Extreme Ungleichheit spaltet die Gesellschaft in eine kleine Minderheit, die zum Spass Urlaub im Weltall plant, und eine grosse Mehrheit, für die bezahlbarer Wohnraum an zentraler Lage ein Traum bleibt, u.a. auch, weil Reiche über Anlagegesellschaften den Immobilienmarkt leerkaufen und Preise in die Höhe treiben.

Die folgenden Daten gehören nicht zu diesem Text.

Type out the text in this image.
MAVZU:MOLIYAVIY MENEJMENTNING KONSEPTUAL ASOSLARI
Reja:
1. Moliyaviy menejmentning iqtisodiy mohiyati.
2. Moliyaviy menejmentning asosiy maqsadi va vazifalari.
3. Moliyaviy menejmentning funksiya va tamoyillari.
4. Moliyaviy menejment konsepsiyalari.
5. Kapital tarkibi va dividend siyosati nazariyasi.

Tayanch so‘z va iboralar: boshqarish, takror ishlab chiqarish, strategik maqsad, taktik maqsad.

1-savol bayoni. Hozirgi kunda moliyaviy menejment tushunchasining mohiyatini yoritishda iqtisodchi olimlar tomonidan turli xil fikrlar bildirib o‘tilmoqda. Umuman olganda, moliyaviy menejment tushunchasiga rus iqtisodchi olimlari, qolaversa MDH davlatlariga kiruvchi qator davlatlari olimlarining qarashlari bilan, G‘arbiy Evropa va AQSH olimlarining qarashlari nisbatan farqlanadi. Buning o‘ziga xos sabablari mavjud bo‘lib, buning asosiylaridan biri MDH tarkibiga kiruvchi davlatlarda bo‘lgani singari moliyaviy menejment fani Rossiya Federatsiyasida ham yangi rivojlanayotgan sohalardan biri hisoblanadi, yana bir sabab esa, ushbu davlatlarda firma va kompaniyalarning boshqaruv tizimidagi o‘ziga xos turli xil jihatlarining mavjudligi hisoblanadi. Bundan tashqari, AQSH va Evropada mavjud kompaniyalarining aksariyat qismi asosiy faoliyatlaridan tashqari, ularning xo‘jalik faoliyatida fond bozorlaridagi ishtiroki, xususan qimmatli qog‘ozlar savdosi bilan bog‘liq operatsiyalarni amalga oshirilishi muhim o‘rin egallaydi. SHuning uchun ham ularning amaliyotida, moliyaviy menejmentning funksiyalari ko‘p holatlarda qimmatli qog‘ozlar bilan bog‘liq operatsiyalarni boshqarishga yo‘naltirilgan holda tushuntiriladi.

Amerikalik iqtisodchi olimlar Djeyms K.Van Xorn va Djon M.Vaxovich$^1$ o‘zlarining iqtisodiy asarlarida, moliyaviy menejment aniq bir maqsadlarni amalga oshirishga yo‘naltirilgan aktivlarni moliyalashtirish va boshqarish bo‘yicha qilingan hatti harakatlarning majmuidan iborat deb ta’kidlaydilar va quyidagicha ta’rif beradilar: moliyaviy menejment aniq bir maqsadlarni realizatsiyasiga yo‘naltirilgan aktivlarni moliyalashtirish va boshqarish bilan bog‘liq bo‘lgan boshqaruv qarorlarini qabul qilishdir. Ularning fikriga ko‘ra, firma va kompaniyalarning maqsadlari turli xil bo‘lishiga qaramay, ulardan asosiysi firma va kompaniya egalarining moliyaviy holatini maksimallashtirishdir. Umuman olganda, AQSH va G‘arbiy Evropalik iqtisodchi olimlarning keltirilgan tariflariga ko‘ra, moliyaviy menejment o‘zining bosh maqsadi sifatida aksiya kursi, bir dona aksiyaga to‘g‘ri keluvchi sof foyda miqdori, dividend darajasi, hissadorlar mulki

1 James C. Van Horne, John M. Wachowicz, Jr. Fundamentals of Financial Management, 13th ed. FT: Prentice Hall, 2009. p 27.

Die Schweiz an der Spitze der Ungleichheitspyramide

Die Schweiz ist nicht nur eine Steueroase für Grosskonzerne, sondern auch ein Zufluchtsort für Ultra-Reiche, und nach Hong Kong der Staat mit der höchsten Milliardärsdichte auf der Welt. Basel, Zürich und Genf gehören zu den globalen Top 5 der Städte mit dem höchsten Anteil an Utra-Reichen (>30 Millionen US-Dollar Vermögen). Auf globale Vermögensungleichheit blicken viele in der Schweiz also von einer Aussichtsplattform an der Spitze der Pyramide. Es mag auch an dieser Perspektive liegen, dass sich das Märchen der «trickle-down economics» hierzulande besonders beharrlich hält, wonach eine Wirtschaftspolitik, die Grossunternehmen und Reiche hätschelt, über kurz oder lang allen dient. Doch wer über den Tellerrand schaut realisiert schnell, dass der politische Wind dreht und längst nicht mehr nur soziale Bewegungen, sondern politische Institutionen bis hin zum Weissen Haus die Gefahr extremer Ungleichheit benennen und zumindest zaghaft einen anderen Kurs einschlagen.

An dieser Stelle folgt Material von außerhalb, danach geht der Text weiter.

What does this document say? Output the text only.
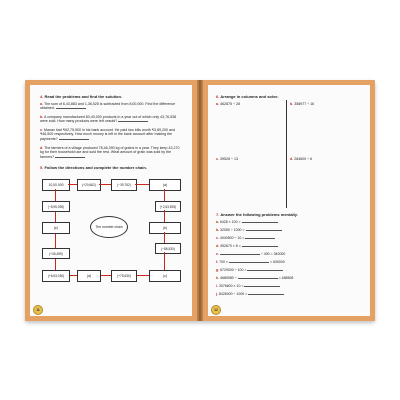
4. Read the problems and find the solution.
a. The sum of 6,43,883 and 1,36,525 is subtracted from 8,00,000. Find the difference obtained.
b. A company manufactured 83,40,000 products in a year out of which only 43,76,538 were sold. How many products were left unsold?
c. Manav had ₹62,75,500 in his bank account. He paid two bills worth ₹3,89,200 and ₹46,500 respectively. How much money is left in the bank account after making the payments?
d. The farmers of a village produced 78,46,390 kg of grains in a year. They keep 43,270 kg for their household use and sold the rest. What amount of grain was sold by the farmers?
5. Follow the directions and complete the number chain.
10,00,000	(+20,662)	(−39,762)	(a)
(+2,63,893)
(b)
(−86,530)
(c)
(+75,630)
(d)
(+6,63,030)
(+36,459)
(e)
(−8,95,390)
The number chain
11
6. Arrange in columns and solve.
a. 462875 ÷ 28	b. 358977 ÷ 16
c. 39528 ÷ 13	d. 284600 ÷ 6
7. Answer the following problems mentally.
a. 6428 × 100 =
b. 32050 ÷ 1000 =
c. 4040500 ÷ 10 =
d. 452670 × 8 =
e.	÷ 400 = 340000
f. 700 ×	= 630000
g. 6729000 ÷ 100 =
h. 4685080 ÷	= 468508
i. 3376600 × 10 =
j. 8426000 ÷ 1000 =
12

Extreme soziale Ungleichheit entsteht nicht zufällig. Sie ist Ergebnis einer Politik, die Gemeinwohlvorgaben für Investitionen vernachlässigt und zugleich Kapitaleinkünfte und Erbschaften gegenüber Lohneinkommen bevorzugt.

Die 99%-Initiative setzt hier an: Kapitaleinkommen von mehr als 100'000 CHF pro Jahr sollen höher besteuert werden. Um einen solchen Kapitalertrag zu erwirtschaften, braucht es rund 3 Millionen CHF. Die Symbolkraft der Schweizer Steuerpolitik ist international hoch. Ein JA zur stärkeren Kapitalbesteuerung zwecks Umverteilung auf einkommensärmere Haushalte und zur Stärkung des Service Public würde daher über die Landesgrenze hinaus eine Wirkung entfalten, und könnte auch Anknüpfungspunkt für weitergehende globale Umverteilungsdebatten bieten.

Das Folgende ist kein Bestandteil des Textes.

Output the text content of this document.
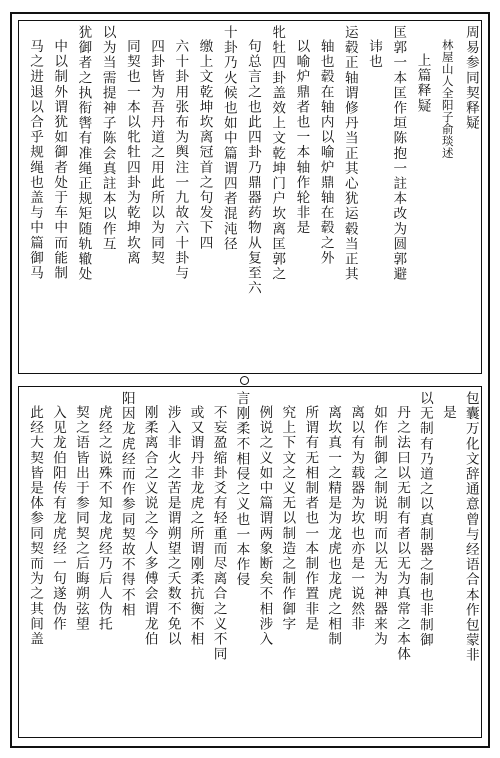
周易参同契释疑
林屋山人全阳子俞琰述
上篇释疑
匡郭一本匡作垣陈抱一註本改为圆郭避
讳也
运毂正轴谓修丹当正其心犹运毂当正其
轴也毂在轴内以喻炉鼎轴在毂之外
以喻炉鼎者也一本轴作轮非是
牝牡四卦盖效上文乾坤门户坎离匡郭之
句总言之也此四卦乃鼎器药物从复至六
十卦乃火候也如中篇谓四者混沌径
缴上文乾坤坎离冠首之句发下四
六十卦用张布为舆注一九故六十卦与
四卦皆为吾丹道之用此所以为同契
同契也一本以牝牡四卦为乾坤坎离
以为当需提神子陈会真註本以作互
犹御者之执衔辔有准绳正规矩随轨辙处
中以制外谓犹如御者处于车中而能制
马之进退以合乎规绳也盖与中篇御马
包囊万化文辞通意曾与经语合本作包蒙非
是
以无制有乃道之以真制器之制也非制御
丹之法曰以无制有者以无为真常之本体
如作制御之制说明而以无为神器来为
离以有为载器为坎也亦是一说然非
离坎真一之精是为龙虎也龙虎之相制
所谓有无相制者也一本制作置非是
究上下文之义无以制造之制作御字
例说之义如中篇谓两象断矣不相涉入
言刚柔不相侵之义也一本作侵
不妄盈缩卦爻有轻重而尽离合之义不同
或又谓丹非龙虎之所谓刚柔抗衡不相
涉入非火之苦是谓朔望之夭数不免以
刚柔离合之义说之今人多傅会谓龙伯
阳因龙虎经而作参同契故不得不相
虎经之说殊不知龙虎经乃后人伪托
契之语皆出于参同契之后晦朔弦望
入见龙伯阳传有龙虎经一句遂伪作
此经大契皆是体参同契而为之其间盖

Lesen Sie auch den zweiten Teil zu Sozialer Ungleichheit: «Der Abbau extremer sozialer Ungleichheit: Eine demokratische Aufgabe»

«Wer will, dass die Welt so bleibt, wie sie ist, der will nicht, dass sie bleibt.» (Erich Fried)

David Hachfeld hat ein Faible für die Schattenseiten der Konsumwelt. Er kämpft mit der Clean Clothes Campaign für Arbeitsrechte und Gerechtigkeit in der globalisierten Textilindustrie.  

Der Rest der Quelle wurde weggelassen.